Her nemesis Emma is her opposite, but is no less powerful, with McCambridge as mercurial and volcanic as Vienna is poised and steely. Desire proves a motivating force for her too, albeit the repression of it. She is ashamed of her desire for The Dancin’ Kid, and prefers to see him swing than to deal with it. She hates herself for it. And she hates Vienna for not feeling that shame. In fact, desire powers almost every look, gesture, and line of dialogue between practically every character, regardless of their sex. Rarely has there been a film so sexually charged that isn’t explicitly a romance. By the time a gun is finally pulled, it almost feels unnecessary and borderline crass in terms of phallic imagery.

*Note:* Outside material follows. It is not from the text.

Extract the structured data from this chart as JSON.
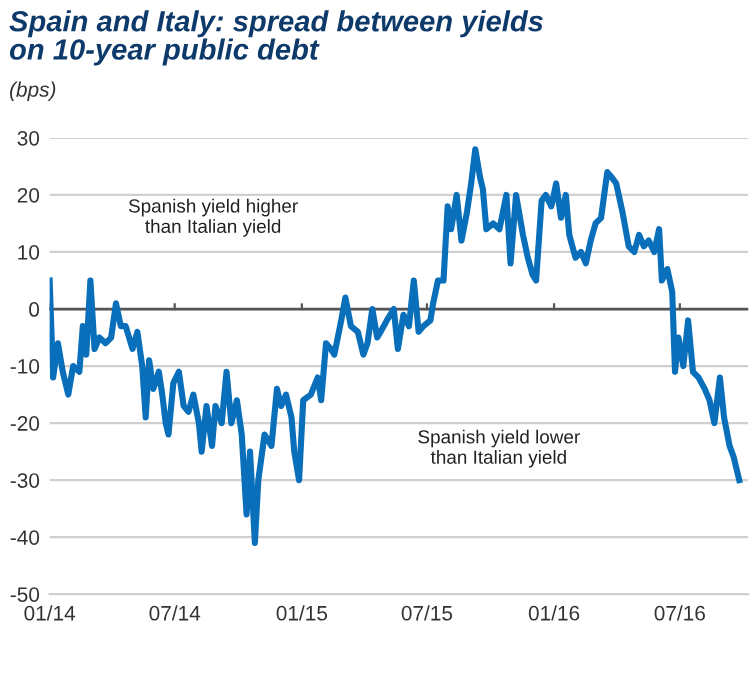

It’s so full of subtext it almost bursts through its simple tale of greed and jealousy. It daringly thumbs its nose at McCarthyism in its depiction of the witch hunt against Vienna, with the leftist Ray casting the hysterical, coercive Emma as a cypher for the House Un-American Activities Committee. Even its very theatricality and garish aesthetic seem to be steering the viewer away from its actual narrative. Melodrama isn’t often associated with the Western, a form where a gruff stoicism traditionally wins out. It certainly wasn’t a genre associated with progressive politics, but again Johnny Guitar‘s perceived sense of camp and explosive emotional charge hide its pioneering, proto-revisionist spirit.

While Johnny Guitar is somewhat silly, it is supremely entertaining with a motto of ‘go big or go home’, and everyone involved is at their very biggest. Every choice made, from lighting, mise-en-scene, performance, dialogue, and colour palette seem counter intuitive to the idea of the Western as it was understood until that point. Somehow, what could have been a cracked Curate’s egg somehow coalesces into something great. It’s not a flawless film, but it’s one of those indomitable classics where the imperfections simply don’t matter. A breath of gaudy, subversive fresh air against the dust and grime of the traditional horse opera, and nearly seventy years on, one that has lost none of its radical spirit.